In Simon Usborne’s article on world heritage sites he talks about the influx of tourists to places locals were hardly aware of; the wear and tear of millions of feet passing through; the looting of artefacts; the urbanisation of surrounding areas. Then we haven’t even mentioned pollution; the consumption of resources untouched by locals; the drinking and discarding of countless bottles of water; the stress on the environment; the corruption of local customs and beliefs through the influence of tourists and travellers – the list can go on and on.
Maybe that is the travellers dilemma. Many of these places depend on the income derived from tourists while tourists also contribute to the destruction, albeit sometimes gradual, of these places.
Real understanding though, comes from intimate knowledge and, just as much as travelling breaks down cultural barriers and preconceptions, just as much a love for nature comes from a closeness thereto.
The first time I came to Sedgefield was in 1990. I just finished high school and, although I have dipped my feet in the icy waters of Bloubergstrand, I can’t say that I have had any real knowledge of the ocean.
At the time I was part of Die Voortrekkers, an Afrikaner youth group similar to the Scouts. It was the first year they had a sea camp for kids living in the Transvaal (now Gauteng) and we, a group of youth leaders, were doing a training course in survival on water.
I will always remember walking over the dune between Swartvlei caravan park and the ocean. A berg wind was blowing and I lost my heart! There was a little house on the crest of that dune and I decided then and there I want to live here – one day.
The years rolled by and I haven’t been back to Sedgefield till a road trip in 2008 with one of my best friends. Of course I included what have remained, even after many travels through the known world, my favourite place. Countless times I gushed about the rock pools filled with sea life and am unable to describe how I felt when Ravi and I made our way out to Gericke’s point. Where did they go? Where were all the sea stars and the octopuses and the anemones? In comparison with the teeming life of 1990 the pools were dead and devoid!
A couple of weeks ago Jo, a friend who recently moved to the Garden Route, mentioned the wonderful sea life in the rock pools at Gericke’s. In an off the cuff remark local guide and lover of nature, Mark, commented that it is a wonder after the Voortrekkers were here (the camp takes place during the July winter holidays).
What a punch to the gut! I was immediately transported to that camp. A camp specifically designed to teach children – many who may never have had the opportunity otherwise – to respect, appreciate and grow to love this indescribably wonderful part of creation. Yet, by the process of collecting samples and specimens for the camp aquarium, harvesting and plundering the very thing they want to preserve.
As in that moment in Pamukkale, I was suddenly overwhelmed by the fact that I, without a shadow of doubt, contributed to the destruction of life at Gericke’s point.
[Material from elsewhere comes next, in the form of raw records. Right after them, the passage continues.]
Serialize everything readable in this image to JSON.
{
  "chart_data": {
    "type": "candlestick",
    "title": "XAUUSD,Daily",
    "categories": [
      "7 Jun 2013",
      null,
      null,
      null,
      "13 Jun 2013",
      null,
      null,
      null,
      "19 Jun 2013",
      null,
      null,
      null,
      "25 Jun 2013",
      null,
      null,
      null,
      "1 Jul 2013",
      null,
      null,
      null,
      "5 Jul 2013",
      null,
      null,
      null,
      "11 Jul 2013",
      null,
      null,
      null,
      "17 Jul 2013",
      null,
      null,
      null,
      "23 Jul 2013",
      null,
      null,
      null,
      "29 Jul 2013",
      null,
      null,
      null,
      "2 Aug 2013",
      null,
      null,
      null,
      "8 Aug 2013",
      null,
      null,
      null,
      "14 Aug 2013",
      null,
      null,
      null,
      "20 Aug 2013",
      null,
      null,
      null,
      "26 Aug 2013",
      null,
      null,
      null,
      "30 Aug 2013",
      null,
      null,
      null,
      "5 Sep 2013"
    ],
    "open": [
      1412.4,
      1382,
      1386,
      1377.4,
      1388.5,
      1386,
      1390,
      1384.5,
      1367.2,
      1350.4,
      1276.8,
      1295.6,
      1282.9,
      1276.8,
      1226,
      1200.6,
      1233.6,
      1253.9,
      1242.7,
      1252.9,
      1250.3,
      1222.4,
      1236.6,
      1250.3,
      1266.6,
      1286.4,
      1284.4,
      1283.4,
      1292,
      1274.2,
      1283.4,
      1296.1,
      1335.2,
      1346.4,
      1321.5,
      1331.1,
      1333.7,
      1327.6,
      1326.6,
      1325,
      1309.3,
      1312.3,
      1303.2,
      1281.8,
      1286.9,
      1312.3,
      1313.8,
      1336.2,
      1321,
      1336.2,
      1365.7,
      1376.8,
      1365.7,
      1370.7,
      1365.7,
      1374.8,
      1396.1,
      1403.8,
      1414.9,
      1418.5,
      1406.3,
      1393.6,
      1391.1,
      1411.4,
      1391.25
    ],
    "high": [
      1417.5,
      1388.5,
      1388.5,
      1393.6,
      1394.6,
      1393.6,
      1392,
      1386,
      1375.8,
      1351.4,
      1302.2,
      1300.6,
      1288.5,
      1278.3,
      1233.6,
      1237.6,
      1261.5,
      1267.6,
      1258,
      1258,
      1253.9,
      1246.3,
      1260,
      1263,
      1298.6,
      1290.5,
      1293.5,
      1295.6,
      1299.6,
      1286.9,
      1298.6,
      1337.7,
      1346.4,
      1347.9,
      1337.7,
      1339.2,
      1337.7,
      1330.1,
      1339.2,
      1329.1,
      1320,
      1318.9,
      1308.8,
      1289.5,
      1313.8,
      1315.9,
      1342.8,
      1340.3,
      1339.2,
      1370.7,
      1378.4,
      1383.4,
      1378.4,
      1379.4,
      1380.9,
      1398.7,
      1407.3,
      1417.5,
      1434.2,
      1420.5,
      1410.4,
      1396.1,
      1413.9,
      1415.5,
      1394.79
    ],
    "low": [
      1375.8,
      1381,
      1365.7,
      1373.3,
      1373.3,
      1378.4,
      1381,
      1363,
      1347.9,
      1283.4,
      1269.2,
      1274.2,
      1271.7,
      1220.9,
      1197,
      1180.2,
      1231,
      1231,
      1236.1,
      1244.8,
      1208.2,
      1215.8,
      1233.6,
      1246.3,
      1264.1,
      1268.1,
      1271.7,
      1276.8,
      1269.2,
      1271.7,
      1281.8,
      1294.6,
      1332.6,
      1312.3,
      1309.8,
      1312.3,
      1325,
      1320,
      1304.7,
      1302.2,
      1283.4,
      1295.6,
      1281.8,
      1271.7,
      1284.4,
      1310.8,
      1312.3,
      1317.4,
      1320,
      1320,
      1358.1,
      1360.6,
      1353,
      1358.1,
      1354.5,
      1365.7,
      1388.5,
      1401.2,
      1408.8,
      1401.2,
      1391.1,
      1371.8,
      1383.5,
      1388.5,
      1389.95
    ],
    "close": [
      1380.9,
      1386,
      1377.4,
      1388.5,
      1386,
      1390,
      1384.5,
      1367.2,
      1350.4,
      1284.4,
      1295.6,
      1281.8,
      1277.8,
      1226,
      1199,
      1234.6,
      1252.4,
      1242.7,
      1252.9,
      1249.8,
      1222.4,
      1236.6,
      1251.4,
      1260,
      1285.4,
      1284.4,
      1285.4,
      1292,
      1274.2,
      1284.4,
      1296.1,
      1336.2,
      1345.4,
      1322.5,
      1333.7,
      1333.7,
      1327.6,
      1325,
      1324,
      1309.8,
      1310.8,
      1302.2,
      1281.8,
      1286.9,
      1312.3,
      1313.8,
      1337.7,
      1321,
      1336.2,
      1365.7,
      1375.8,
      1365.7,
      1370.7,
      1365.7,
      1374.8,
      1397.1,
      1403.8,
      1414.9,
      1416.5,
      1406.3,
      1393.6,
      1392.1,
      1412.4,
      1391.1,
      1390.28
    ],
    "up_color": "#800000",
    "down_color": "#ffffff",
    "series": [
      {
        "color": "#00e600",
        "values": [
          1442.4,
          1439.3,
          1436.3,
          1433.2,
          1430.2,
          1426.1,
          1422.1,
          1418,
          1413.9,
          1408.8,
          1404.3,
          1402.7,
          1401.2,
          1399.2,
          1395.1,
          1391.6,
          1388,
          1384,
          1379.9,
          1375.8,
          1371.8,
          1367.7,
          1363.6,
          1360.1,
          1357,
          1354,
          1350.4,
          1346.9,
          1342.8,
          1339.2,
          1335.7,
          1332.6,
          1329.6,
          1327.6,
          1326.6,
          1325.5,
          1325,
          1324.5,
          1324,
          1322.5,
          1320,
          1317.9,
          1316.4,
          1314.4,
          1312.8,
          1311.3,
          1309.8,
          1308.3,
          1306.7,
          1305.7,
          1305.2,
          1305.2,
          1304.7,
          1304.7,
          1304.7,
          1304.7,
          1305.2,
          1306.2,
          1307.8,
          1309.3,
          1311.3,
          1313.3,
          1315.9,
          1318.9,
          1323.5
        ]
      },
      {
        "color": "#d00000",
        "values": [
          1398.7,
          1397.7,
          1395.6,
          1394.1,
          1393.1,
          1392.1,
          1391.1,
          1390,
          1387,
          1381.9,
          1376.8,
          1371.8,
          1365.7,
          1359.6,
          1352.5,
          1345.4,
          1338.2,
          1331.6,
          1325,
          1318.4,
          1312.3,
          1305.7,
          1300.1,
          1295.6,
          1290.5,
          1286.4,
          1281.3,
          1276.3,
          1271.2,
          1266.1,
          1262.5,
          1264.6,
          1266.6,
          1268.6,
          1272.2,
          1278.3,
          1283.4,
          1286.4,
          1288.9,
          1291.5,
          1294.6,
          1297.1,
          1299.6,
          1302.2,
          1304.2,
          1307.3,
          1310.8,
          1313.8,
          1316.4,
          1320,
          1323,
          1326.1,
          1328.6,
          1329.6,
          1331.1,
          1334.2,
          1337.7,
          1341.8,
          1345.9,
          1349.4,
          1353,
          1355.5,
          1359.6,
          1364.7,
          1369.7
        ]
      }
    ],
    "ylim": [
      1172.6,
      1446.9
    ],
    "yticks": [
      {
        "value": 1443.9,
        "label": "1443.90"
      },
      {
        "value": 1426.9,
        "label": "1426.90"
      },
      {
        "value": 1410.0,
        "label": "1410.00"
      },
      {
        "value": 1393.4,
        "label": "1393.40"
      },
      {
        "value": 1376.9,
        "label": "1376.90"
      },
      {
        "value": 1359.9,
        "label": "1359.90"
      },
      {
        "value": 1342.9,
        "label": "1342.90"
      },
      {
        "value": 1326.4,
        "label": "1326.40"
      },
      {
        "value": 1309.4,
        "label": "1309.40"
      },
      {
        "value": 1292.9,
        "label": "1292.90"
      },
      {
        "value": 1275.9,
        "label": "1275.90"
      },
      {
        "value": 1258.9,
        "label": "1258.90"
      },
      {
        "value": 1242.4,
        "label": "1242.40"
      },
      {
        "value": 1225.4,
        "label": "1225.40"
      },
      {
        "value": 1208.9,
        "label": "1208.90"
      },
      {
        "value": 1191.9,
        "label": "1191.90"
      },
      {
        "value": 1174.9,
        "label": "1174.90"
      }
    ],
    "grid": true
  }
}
In that moment I was overcome with the responsibility we have to leave a legacy, not only for our children, but to leave a legacy in our children. A legacy not through words but through the very example of our lives. A legacy to observe rather than obtain, to contribute rather than consume and to walk ever more lightly on this earth, for what we have is finite and, once we have plucked all the sea stars, there will be no more.